Les papillomavirus humains (HPV) conforment un groupe viral hétérogène ; leur génome est constitué d’une molécule d’ADN double brin hélicoïdale avec une capside protéique. Ils sont formés d’entités épithéliotropes qui infectent l’état basal de l’épithélium et, par conséquent, préservent la transcription et la réplication de son ADN à des niveaux basaux, produisant des lésions papillomateuses et verruqueuses hyperplasiques dans la peau et les muqueuses.1

Il existe plus de 230 types de HPV (dont 118 bien caractérisés) et plus de 40 types anal-génitaux, dont 15 sont oncogènes. Chez l’homme, ils représentent l’un des groupes viraux infectant le plus fréquemment l’épithélium de la peau et des muqueuses conjonctives, de la cavité buccale (génotypes 33 et 32) du larynx, de l’arbre bronchique, de l’œsophage, de la vessie, de l’anus et des voies génitales.2,3

Dans le cas des HPV de la langue, il existe deux groupes principaux de présentation clinique :

a) les lésions bénignes et b) les lésions pré-malignes ou malignes. Parmi les lésions buccales bénignes, nous pouvons trouver le papillome buccal, la verrue buccale vulgaire (verrue commune), le condylome acuminé buccal et l’hyperplasie épithéliale focale (maladie de Hecks).4-6 Les lésions malignes et pré-malignes sont principalement représentées par la leucoplasie et le carcinome épidermoïde7.

Le papillome squameux de la muqueuse buccale est la lésion papillaire la plus fréquemment rencontrée, il représente 2,5 % ou toutes les lésions trouvées dans la bouche.6 Les lésions cliniques du HPV sont le plus souvent observées sur la lèvre supérieure, la lèvre inférieure, le frein lingual, le dos de la langue et les coins des lèvres8.

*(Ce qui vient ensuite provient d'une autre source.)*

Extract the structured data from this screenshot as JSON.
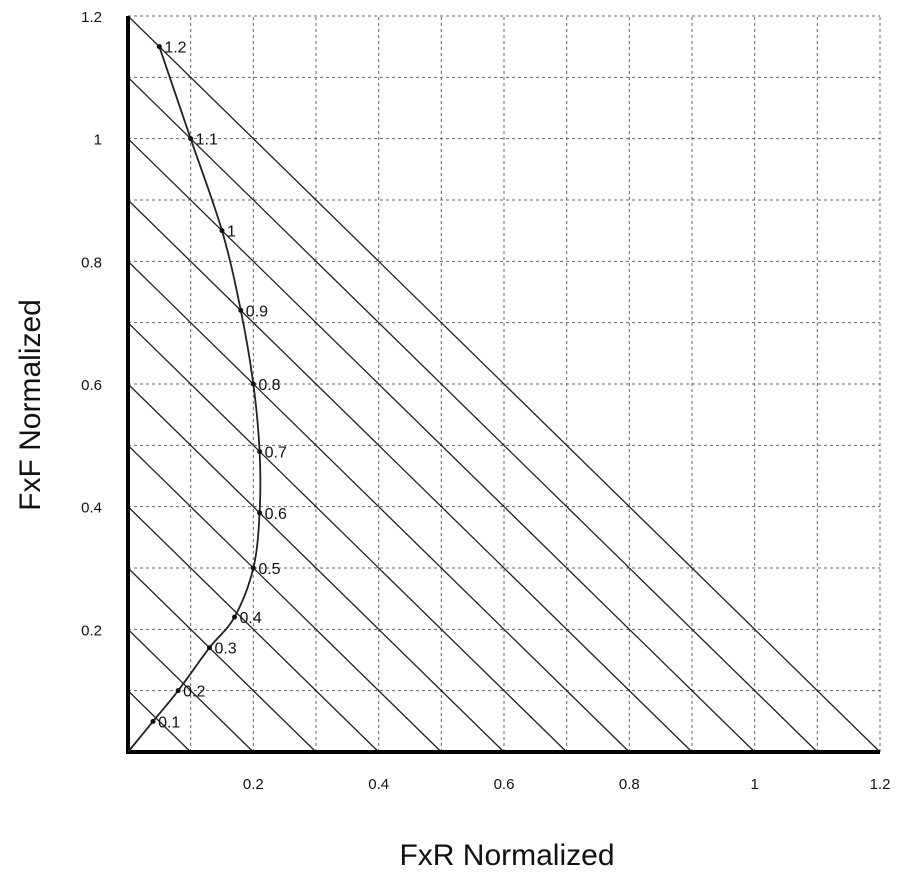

La morphologie la plus couramment observée de ces lésions assume une forme de chou-fleur, néanmoins, d’autres formes peuvent être observées comme des verrues communes, des hyperkératoses ou même des surfaces non kératinisées, qui présentent des changements de couleur superficiels (normalement une teinte violette).9 Selon les références bibliographiques, cette maladie est principalement transmise par une pratique sexuelle bucco-génitale10.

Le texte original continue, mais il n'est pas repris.